Neptunocene, Np(C_{8}H_{8})_{2}, is an organoneptunium compound composed of a neptunium atom sandwiched between two cyclooctatetraenide (COT^{2-}) rings. As a solid it has a dark brown/red colour but it appears yellow when dissolved in chlorocarbons, in which it is sparingly soluble. The compound is quite air-sensitive.

It was one of the first organoneptunium compounds to be synthesised, and is a member of the actinocene family of actinide-based metallocenes.

== Structure ==
The sandwich structure of neptunocene has been determined by single crystal XRD. The COT^{2-} rings are found to be planar with 8 equivalent C–C bonds of 1.385 Å length, and sit parallel in an eclipsed conformation.
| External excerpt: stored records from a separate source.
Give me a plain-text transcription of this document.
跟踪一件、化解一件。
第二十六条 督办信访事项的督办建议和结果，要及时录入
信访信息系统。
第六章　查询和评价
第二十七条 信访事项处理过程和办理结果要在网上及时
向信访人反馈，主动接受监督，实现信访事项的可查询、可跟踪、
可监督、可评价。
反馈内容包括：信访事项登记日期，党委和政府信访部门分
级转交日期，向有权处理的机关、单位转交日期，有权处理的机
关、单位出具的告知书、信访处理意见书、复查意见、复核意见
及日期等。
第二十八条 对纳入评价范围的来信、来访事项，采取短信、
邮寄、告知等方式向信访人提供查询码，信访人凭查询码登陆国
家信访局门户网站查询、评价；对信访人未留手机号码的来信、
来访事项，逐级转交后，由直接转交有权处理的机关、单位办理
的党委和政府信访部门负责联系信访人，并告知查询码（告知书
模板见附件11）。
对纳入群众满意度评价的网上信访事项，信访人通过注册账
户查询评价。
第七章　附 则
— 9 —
The Np–COT distance (to the ring centroid) is 1.909 Å and the individual Np–C distances are 2.630 Å.

Neptunocene assumes a monoclinic crystal structure (P2_{1}/n space group) which is isomorphous to uranocene and thorocene but not to plutonocene.

== Synthesis and properties ==
Neptunocene was first synthesised in 1970 by reacting neptunium(IV) chloride (NpCl_{4}) with dipotassium cyclooctatetraenide (K_{2}(C_{8}H_{8})) in diethyl ether or THF:

 NpCl_{4} + 2 K_{2}(C_{8}H_{8}) → Np(C_{8}H_{8})_{2} + 4 KCl

The same reaction conditions have been routinely reproduced since then for the synthesis of the compound.

The three actinocenes uranocene, neptunocene, and plutonocene share virtually identical chemistry: they do not react in the presence of water or dilute base, but are very air-sensitive, quickly forming oxides. All three are only slightly soluble (up to about 10^{−3} M concentrations) in aromatic or chlorinated solvents such as benzene, toluene, carbon tetrachloride or chloroform.